Le commandant n'a pas respecté son obligation de réserve en critiquant publiquement le rapprochement police-gendarmerie au sein du ministère de l'Intérieur. Lire la suite l'article
Un chef d'escadron de gendarmerie a été radié des cadres par "mesure disciplinaire", une mesure rarissime.
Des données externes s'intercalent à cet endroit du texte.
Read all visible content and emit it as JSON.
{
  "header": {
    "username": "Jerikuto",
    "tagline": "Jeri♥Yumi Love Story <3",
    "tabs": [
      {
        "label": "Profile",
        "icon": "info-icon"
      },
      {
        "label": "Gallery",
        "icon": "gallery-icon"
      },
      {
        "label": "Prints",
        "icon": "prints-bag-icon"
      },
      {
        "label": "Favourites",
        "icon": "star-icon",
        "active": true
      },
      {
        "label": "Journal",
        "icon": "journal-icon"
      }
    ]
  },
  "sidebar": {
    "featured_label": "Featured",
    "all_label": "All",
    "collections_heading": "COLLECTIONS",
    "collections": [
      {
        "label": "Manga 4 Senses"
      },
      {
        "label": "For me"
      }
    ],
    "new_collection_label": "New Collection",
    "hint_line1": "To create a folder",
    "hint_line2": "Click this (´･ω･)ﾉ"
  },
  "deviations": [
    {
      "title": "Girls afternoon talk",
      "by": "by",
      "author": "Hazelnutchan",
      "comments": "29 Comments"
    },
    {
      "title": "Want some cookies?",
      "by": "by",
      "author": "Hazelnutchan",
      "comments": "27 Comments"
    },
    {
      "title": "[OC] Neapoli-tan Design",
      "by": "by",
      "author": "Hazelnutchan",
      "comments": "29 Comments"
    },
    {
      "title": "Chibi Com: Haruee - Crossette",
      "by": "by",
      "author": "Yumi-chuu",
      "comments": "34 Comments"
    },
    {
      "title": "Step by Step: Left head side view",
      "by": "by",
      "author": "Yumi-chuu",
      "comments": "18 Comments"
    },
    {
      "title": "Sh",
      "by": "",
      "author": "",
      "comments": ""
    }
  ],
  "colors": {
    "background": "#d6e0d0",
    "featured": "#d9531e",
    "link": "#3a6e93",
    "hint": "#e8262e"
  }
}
La raison: il a critiqué le rapprochement police-gendarmerie au sein du ministère de l'Intérieur.
Cette mesure, la plus lourde en la matière, prise par un décret du président de la République, a été "signifiée ce jeudi" à l'intéressé, Jean-Hugues Matelly, 44 ans, a précisé son avocat, Me David Dassa-Le Deist.
Le chef d'escadron (commandant) Matelly s'était exprimé publiquement en tant que chercheur du CNRS, fin 2008, en critiquant le rapprochement police-gendarmerie au sein du ministère de l'Intérieur, effectif depuis le 1er janvier 2009, notamment dans un article de presse, cosigné avec un autre chercheur du CNRS n'étant pas gendarme, Cristian Mouhana.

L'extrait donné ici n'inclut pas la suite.